I’ve said this a few times, but it’s worth emphasizing. Putting on too much stress will not make us better. We aren’t completely invincible. There is a difference between stress that helps us grow and stress that hurts us and it can be tough to tell the difference, especially at first. When I’m dealing with this, I try to ask myself:

“What can I actually do to make this better?”

“What is in my control?”

If I come up with an answer, I focus on that. If I can’t, then the stress is too much and I’ll try to get rid of it ASAP.

A Sweeter Victory

There is something to struggling that reaps a greater reward. Earning something is so much better than just getting it.

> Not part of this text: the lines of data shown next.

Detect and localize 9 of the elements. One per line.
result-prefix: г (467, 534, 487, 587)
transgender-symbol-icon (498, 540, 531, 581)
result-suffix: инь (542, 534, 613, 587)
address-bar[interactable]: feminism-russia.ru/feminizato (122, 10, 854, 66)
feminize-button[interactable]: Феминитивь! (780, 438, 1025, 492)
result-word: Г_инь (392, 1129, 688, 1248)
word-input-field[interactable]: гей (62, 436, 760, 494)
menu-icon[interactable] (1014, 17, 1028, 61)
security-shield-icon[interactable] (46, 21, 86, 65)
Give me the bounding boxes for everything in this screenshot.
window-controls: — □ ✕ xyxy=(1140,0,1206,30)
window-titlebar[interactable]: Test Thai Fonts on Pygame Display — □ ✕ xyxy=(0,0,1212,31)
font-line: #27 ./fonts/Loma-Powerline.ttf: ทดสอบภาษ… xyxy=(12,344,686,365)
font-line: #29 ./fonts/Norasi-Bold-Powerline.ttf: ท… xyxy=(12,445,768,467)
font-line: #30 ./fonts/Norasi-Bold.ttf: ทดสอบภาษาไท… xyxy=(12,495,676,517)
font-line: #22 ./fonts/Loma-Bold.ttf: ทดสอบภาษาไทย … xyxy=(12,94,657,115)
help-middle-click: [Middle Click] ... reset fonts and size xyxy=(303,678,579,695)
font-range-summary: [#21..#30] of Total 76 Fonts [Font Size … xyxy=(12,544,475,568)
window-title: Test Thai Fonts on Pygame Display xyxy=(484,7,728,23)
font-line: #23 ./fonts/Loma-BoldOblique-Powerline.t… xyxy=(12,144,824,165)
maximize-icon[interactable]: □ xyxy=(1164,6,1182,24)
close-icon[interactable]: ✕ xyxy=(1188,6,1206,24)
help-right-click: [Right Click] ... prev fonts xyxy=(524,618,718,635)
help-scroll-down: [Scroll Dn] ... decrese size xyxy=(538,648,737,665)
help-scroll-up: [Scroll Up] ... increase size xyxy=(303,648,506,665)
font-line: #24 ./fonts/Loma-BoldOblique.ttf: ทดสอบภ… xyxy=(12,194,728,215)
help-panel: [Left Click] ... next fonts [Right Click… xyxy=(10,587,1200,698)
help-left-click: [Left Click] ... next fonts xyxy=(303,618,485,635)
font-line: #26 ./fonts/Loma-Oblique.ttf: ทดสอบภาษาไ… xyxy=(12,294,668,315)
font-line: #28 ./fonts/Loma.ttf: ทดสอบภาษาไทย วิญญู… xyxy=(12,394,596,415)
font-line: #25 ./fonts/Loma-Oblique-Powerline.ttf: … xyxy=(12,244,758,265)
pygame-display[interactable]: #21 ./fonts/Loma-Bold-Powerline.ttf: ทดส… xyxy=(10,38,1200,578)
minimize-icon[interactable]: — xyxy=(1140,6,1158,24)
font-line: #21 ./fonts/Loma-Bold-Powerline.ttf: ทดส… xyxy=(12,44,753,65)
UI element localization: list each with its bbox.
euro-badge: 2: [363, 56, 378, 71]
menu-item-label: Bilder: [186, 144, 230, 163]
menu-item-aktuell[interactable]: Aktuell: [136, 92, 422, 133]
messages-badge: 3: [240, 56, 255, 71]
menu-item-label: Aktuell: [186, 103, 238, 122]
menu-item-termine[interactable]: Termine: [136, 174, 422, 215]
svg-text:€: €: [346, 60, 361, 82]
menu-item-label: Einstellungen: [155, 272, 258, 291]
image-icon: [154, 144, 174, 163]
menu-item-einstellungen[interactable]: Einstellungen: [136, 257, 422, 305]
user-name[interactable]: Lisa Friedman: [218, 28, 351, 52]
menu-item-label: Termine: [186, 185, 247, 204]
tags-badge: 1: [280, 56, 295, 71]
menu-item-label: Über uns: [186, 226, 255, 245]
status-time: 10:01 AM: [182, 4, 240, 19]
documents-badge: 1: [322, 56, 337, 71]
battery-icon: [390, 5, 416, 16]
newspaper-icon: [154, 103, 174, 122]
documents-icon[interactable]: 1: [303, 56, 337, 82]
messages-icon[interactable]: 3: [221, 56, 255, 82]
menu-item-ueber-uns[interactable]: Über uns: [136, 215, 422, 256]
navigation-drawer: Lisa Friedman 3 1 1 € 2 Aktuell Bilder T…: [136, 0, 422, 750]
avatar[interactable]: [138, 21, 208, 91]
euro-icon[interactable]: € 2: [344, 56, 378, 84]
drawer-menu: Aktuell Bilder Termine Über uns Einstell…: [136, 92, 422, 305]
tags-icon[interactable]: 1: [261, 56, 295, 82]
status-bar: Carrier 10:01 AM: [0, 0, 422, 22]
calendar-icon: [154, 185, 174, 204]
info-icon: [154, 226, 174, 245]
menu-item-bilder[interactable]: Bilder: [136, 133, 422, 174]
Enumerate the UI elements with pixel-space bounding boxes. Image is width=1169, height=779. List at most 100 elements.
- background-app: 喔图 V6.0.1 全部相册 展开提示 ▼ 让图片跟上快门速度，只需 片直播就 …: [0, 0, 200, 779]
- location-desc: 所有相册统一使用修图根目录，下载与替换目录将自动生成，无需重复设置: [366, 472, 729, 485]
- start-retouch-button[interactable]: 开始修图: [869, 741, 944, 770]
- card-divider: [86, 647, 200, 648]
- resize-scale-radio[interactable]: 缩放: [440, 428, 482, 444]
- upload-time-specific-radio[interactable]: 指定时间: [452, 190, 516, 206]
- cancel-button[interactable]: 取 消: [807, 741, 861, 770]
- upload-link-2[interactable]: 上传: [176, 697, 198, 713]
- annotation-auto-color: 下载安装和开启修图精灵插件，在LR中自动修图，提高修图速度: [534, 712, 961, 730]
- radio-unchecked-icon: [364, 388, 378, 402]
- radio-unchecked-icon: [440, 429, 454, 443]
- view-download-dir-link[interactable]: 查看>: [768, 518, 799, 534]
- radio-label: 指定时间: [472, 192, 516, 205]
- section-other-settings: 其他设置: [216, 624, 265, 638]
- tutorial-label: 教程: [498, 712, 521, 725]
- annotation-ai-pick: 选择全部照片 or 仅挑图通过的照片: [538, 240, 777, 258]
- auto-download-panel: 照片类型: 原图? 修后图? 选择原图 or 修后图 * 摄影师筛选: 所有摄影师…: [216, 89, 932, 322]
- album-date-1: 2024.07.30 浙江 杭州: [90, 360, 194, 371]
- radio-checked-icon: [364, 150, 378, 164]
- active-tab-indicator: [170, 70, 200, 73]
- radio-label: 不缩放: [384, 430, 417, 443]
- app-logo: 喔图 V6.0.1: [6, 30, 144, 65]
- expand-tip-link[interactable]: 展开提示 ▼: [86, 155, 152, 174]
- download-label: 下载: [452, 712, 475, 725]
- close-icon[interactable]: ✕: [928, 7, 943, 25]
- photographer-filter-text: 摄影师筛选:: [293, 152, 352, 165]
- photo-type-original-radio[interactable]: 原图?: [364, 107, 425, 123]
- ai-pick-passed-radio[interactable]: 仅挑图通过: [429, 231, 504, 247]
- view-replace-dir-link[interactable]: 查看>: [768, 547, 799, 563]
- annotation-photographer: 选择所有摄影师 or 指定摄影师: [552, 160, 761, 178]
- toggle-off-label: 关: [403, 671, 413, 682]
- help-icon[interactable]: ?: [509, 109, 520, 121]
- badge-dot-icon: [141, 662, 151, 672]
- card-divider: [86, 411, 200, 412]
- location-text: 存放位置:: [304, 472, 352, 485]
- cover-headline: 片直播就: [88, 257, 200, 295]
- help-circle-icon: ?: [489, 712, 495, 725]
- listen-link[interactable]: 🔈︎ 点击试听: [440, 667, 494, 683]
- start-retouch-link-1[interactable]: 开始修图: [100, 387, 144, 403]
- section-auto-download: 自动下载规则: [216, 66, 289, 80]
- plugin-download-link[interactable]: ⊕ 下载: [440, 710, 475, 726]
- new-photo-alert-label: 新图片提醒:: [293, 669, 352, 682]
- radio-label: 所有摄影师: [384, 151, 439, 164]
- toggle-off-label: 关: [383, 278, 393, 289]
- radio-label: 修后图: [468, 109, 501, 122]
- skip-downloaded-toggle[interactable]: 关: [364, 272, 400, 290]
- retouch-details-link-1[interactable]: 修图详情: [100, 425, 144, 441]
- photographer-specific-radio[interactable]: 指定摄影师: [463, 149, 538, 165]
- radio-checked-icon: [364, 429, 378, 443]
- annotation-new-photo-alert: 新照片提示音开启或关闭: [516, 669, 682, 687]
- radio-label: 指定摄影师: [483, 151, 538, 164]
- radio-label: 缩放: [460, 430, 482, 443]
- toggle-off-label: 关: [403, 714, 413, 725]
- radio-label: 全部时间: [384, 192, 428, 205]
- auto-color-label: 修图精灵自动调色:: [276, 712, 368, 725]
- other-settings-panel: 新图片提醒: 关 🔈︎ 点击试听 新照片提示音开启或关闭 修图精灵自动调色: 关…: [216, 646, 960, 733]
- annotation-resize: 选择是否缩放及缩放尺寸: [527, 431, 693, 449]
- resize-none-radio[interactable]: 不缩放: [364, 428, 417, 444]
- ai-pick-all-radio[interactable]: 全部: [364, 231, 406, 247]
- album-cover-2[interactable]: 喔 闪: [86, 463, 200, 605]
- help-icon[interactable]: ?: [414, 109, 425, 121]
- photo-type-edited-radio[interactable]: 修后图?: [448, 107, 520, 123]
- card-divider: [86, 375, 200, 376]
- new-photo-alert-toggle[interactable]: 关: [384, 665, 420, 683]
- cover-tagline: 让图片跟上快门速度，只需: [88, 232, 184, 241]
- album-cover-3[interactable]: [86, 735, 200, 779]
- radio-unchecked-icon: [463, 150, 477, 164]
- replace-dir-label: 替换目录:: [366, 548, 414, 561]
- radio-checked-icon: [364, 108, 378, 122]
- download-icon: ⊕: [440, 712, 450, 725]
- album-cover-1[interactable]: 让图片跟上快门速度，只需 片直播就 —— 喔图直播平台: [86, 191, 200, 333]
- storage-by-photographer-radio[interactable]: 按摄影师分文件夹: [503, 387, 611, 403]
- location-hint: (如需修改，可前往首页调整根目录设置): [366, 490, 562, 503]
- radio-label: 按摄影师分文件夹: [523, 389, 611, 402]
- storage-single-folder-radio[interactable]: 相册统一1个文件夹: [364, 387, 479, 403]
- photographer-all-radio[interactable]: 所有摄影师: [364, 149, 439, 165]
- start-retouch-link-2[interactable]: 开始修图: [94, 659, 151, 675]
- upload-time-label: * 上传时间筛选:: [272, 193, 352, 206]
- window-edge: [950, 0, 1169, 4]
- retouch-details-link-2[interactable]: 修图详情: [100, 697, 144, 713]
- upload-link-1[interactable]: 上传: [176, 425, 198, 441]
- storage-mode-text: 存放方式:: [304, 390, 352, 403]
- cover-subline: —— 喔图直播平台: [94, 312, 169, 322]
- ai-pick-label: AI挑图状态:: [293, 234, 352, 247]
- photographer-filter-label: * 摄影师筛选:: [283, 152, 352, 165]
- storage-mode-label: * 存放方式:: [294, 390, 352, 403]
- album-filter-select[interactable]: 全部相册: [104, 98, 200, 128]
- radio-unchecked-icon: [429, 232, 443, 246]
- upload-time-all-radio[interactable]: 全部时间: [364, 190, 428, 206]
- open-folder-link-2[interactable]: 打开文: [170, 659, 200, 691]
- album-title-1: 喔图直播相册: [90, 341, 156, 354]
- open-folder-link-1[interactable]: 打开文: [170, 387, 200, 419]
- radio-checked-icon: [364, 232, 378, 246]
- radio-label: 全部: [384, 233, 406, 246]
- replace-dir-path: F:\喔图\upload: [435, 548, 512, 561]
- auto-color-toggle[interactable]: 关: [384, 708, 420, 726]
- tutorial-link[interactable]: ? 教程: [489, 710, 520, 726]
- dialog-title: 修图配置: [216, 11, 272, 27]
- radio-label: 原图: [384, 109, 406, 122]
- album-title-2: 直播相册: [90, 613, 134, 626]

Someone told me once that working for something is so much better than buying it. I didn’t understand that for a long time, but I get it now, and as backward as that sounds, it’s true.

Our beds feel so much better when we go out and have a long day. Also, staying in bed all day actually feels pretty shitty. It’s much better to strain ourselves, then allow time for recovery.

When we do difficult things and overcome them, we see ourselves as stronger than we thought and that is a great feeling. Those are some of the feelings we live for.

“The harder the conflict, the more glorious the triumph. What we obtain too cheap, we esteem too lightly; it is dearness only that gives everything its value. I love the man that can smile in trouble, that can gather strength from distress and grow.”

Thomas Paine (1737 – 1809)

There are many ways we can use this knowledge to make ourselves better. We can lean into the stress a little because it will make us stronger. We can use this knowledge to elevate our positions in society, make us more effective and a positive influence. Providing a healthy amount of oppositional force will grow every one.

It could be as a tutor! The tutor plays the role of the opponent during the tutoring session in order to create more precision with their student, but responsibly. That’s what I do with my students constantly. I like to just ask questions that force them to think a little deeper, especially when they come to overly simplistic conclusions.

We can also do it as a boyfriend, or husband, or friend, or business partner, whoever. We can make ourselves, our loved ones, and our associates better by allowing each other to make each other better, by playing the role of the adversary, the opponent.